As pessoas podem se acostumar ao que bem entenderem, mas o doutor Cisneros está trocando as bolas. Uma coisa é defender o Mercosul. Outra é defender o sistema cambial que marca a atual fase das relações econômicas Brasil-Argentina.
Para começo de conversa, a Argentina não tem moeda. Soberana e resolutamente, abdicou do direito de tê-la quando atrelou o seu valor ao do dólar americano. Ou seja, quem zela pelo valor da moeda americana é o Federal Reserve Board. Essa política pode ser boa ou má, mas é essencialmente argentina. Brasileira, não é.
O presidente Menem não nasceu ontem. Ele sabe muito bem que Lula não defende a maxidesvalorização do real. Aceitou o passe imaginário e chutou a bola inexistente para mostrar ao Planalto que está em boa forma física. Seu objetivo foi hostilizar Lula, defender os interesses argentinos e, de quebra, dar uma ajuda a FFHH, com quem não simpatiza e de quem já levou tanto afagos quanto trancos.
Qualquer pessoa capaz de somar dois e dois sabe perfeitamente que uma vitória de Lula fere os interesses da comunidade financeira internacional. Banqueiros, corretores e empresas de consultoria que rodam pelo mundo em busca de bons negócios acham FFHH apenas razoável. Gostariam que ele pisasse mais fundo nas políticas fiscais e na privataria.
O que está em questão para o eleitor brasileiro não é a percepção de que a banca internacional tem de Lula ou a sua incapacidade de reverter essa imagem, até porque o problema não é de imagem, mas de essência. Está em questão o direito do eleitor brasileiro de eleger para a Presidência da República um cidadão de quem essa corporação não gosta.
O dilema da preservação da pureza do crédito internacional já foi posto na mesa da sucessão presidencial em 1978. As eleições eram indiretas e havia dois candidatos, o general João Baptista Figueiredo, jogando pelo governo, com o apoio da banca, e o general Euler Bentes Monteiro, pela oposição (com o discreto apoio do professor Fernando Henrique Cardoso). Ele defendia uma desaceleração do endividamento externo e por isso foi acusado de primitivo, nacionalista e insensato.

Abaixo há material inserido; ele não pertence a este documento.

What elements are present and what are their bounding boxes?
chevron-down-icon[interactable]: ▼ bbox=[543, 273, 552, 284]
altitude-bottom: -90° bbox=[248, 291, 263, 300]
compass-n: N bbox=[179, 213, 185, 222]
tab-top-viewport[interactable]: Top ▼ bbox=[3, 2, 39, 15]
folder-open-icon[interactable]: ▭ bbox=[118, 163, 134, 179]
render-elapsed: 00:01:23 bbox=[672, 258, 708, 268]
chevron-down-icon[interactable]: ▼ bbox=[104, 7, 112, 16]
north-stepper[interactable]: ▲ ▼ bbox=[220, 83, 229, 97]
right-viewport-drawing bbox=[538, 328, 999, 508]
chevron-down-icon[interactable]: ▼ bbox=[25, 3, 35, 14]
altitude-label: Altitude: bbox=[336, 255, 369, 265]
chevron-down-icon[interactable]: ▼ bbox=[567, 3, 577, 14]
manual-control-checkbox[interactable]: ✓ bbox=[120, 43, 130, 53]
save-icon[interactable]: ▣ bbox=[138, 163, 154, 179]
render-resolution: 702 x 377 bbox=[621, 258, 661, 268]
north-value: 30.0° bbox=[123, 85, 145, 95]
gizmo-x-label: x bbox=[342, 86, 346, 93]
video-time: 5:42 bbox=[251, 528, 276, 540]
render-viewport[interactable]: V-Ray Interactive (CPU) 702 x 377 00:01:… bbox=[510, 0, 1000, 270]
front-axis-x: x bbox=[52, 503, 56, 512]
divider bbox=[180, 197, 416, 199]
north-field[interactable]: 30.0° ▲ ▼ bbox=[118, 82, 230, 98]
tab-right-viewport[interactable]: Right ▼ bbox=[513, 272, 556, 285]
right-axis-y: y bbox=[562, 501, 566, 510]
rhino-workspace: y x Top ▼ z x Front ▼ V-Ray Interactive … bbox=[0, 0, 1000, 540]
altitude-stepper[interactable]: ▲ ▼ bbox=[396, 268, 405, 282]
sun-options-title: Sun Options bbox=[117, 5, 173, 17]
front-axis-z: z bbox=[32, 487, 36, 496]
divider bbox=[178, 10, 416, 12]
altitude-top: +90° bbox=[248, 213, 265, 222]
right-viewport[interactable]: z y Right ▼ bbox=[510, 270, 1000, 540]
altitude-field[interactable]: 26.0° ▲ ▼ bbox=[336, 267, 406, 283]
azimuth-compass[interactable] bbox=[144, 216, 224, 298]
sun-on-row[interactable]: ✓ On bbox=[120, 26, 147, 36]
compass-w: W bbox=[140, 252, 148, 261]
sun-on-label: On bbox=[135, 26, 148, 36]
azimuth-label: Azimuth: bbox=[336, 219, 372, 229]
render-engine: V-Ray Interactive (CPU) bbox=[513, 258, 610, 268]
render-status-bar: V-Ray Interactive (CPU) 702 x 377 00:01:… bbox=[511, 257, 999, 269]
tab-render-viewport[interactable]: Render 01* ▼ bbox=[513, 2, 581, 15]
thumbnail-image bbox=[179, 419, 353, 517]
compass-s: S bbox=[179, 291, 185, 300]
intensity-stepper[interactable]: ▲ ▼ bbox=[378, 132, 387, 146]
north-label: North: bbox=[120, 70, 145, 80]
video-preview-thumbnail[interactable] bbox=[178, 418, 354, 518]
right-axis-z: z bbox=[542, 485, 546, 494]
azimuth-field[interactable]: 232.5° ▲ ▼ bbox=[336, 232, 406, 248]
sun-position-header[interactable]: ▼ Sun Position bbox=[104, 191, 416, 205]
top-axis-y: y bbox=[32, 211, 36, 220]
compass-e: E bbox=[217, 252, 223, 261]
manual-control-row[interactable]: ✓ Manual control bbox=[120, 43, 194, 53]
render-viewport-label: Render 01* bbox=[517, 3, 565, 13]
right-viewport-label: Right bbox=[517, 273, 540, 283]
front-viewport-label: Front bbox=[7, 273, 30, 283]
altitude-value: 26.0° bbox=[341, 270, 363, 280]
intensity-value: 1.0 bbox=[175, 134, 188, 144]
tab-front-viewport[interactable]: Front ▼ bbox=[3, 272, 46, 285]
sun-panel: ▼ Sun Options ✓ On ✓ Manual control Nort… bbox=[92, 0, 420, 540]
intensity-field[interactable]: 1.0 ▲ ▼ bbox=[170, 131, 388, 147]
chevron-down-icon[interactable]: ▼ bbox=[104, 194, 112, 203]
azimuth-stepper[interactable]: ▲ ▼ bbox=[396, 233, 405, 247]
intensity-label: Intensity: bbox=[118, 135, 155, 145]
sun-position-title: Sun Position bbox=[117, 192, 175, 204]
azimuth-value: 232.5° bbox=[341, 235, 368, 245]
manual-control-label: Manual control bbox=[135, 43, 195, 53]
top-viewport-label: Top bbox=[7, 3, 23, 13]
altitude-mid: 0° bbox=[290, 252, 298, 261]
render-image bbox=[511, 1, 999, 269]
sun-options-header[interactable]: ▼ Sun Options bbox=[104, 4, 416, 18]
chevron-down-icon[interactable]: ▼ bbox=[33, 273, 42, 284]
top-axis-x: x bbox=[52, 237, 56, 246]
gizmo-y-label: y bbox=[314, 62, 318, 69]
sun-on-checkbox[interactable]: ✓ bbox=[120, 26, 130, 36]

Foi derrotado. Três anos depois o sonho globalizador da época terminou numa quebradeira.
Não há um só banqueiro, chanceler ou presidente estrangeiro que seja capaz de dizer o que é bom para Brasil sem antes examinar direito o que é bom para seu negócio ou para seu país. Vivem disso e seria tolice supor que fizessem diferente, assim como é julgar que os brasileiros são tolos quando se pensa que eles são capazes de acreditar na filantropia política dos outros.
O chute de Menem foi tão grosseiro que levanta a possibilidade de se estar criando um risco adicional para FFHH. Numa hora em que a perplexidade e o oportunismo fazem escassear os aliados internos que partem em sua defesa, abundam no exterior os corajosos defensores de sua política, como se lhe fosse mais fácil vencer a eleição em Paris, Buenos Aires ou Nova York.
Parece a piada iraniana, na qual a imperatriz Farah Diba, vendo o Xá do Irã perdido, perguntou ao primeiro-ministro por que não se fazia por ele o que se fizera por De Gaulle, em 1968, na França.
"O quê?", perguntou o primeiro-ministro.
"Uma grande passeata, descendo o Champs Elysées", respondeu a senhora.
"Passeata no Champs Elysées eu consigo, majestade. Aqui em Teerã é que não dá mais."
O mais triste na precipitação da baixaria é que os defensores de FFHH estão puxando navalhas sem a menor necessidade. A campanha eleitoral ainda não começou. Ele caiu nas pesquisas mas continua à frente. Sua capacidade de corrigir os erros é muito maior que a dos seus adversários de mostrar que são capazes de fazer o certo. Até os seus inimigos reconhecem que é o favorito. Nada disso justifica que se imponha a sua figura o toque de histeria do Enéas.